I controlli applicabili
Il riferimento ai "controlli applicabili, anche di autenticità" segnala che la liquidazione non è automatica. L'amministrazione svolge verifiche sulla veridicità della documentazione (in particolare il visto di congruità del consiglio dell'ordine e l'accordo di conciliazione allegato), sulla coerenza degli importi richiesti, sulla regolarità fiscale del professionista. Eventuali irregolarità possono portare al rigetto della richiesta, alla riduzione dell'importo, o nei casi più gravi, alla segnalazione alle autorità competenti per le verifiche penali e disciplinari.
Coordinamento con il quadro generale
L'articolo 15-octies si raccorda con altre disposizioni del capo. L'articolo 15-septies prevede l'istanza di conferma dell'avvocato al consiglio dell'ordine con visto di congruità sulla parcella, che costituisce il presupposto della liquidazione. L'articolo 20, comma 4 disciplina invece il credito d'imposta per gli organismi di mediazione. Il sistema, nel complesso, mira a evitare che la mediazione patrocinata gravi finanziariamente sulle strutture private (organismi, avvocati) e a trasferire l'onere sullo Stato in modo controllato e tracciabile.

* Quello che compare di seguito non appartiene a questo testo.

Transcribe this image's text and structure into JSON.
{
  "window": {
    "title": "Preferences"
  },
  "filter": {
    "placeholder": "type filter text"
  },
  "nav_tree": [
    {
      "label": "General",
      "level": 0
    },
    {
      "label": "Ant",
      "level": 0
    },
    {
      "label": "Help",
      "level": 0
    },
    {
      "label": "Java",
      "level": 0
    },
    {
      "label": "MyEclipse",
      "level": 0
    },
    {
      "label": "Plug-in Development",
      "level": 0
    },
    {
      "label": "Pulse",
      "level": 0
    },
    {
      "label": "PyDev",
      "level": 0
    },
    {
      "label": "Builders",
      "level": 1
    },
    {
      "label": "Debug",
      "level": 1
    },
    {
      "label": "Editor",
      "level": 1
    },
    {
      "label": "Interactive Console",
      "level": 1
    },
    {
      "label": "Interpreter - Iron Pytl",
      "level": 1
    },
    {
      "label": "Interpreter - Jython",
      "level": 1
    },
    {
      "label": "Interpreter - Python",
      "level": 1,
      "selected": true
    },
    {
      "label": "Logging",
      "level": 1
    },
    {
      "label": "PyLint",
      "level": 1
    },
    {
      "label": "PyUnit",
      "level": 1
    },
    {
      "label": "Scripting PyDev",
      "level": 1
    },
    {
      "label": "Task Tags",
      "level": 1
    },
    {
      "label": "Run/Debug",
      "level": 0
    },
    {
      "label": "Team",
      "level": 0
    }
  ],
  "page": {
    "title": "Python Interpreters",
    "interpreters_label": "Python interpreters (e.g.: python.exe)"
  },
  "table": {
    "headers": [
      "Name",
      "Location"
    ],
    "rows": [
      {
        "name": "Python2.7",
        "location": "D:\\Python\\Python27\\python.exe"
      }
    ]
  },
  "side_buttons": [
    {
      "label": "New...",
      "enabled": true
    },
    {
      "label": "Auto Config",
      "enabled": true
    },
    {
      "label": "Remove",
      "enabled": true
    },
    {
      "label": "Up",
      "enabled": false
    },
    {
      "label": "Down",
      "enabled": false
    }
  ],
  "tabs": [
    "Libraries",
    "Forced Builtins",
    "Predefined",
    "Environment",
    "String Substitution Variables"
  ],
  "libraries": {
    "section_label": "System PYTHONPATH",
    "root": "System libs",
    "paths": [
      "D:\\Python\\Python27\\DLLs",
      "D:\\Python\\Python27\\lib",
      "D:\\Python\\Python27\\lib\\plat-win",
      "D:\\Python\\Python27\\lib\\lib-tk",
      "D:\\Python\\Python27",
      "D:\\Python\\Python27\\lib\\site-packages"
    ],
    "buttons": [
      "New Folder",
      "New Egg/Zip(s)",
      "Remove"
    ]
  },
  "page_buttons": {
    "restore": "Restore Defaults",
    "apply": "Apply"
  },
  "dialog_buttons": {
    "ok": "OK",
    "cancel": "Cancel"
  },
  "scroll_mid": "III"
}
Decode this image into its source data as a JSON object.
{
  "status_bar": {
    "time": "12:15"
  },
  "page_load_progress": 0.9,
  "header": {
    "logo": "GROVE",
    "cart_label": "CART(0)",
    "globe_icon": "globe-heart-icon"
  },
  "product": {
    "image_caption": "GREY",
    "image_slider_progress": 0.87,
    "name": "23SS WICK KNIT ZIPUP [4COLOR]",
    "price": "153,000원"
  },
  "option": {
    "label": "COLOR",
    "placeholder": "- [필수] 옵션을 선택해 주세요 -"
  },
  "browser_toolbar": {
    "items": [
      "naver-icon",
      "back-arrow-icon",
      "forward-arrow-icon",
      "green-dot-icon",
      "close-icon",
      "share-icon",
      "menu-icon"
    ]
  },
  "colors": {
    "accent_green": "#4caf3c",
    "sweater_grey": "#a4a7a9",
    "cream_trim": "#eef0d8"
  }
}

Profili operativi per l'avvocato
Per l'avvocato patrocinante in mediazione, alcune cautele pratiche. Primo, monitorare attentamente l'emanazione del decreto e le sue eventuali modifiche: la disciplina di dettaglio influisce direttamente sull'economia dell'incarico. Secondo, verificare se la propria posizione fiscale consente l'utilizzo del credito d'imposta: chi ha basse imposte annue da compensare può preferire altre forme. Terzo, conservare meticolosamente tutta la documentazione: visto di congruità, accordo di conciliazione, ricevute di spesa, comunicazioni del consiglio dell'ordine e del Ministero. Quarto, pianificare la gestione di cassa: il pagamento può non essere immediato e va inserito nelle proiezioni del professionista.
Domande frequenti
Come viene determinato il compenso dell'avvocato nella mediazione patrocinata?
Con decreto interministeriale Giustizia/MEF che stabilisce gli importi spettanti a titolo di onorario e spese, le modalità di liquidazione e di pagamento, anche tramite credito d'imposta o compensazione.
L'avvocato riceve direttamente il pagamento dallo Stato?
Il decreto interministeriale prevede tipicamente due modalità: liquidazione diretta o credito d'imposta compensabile con i pagamenti fiscali. Il credito d'imposta è più rapido ma richiede capacità di assorbimento fiscale del professionista.
Quali controlli sono applicabili sulla richiesta di liquidazione?
L'amministrazione verifica l'autenticità della documentazione (visto di congruità del consiglio dell'ordine, accordo di conciliazione), la coerenza degli importi e la regolarità fiscale del professionista. Eventuali irregolarità comportano rigetto o riduzione dell'importo.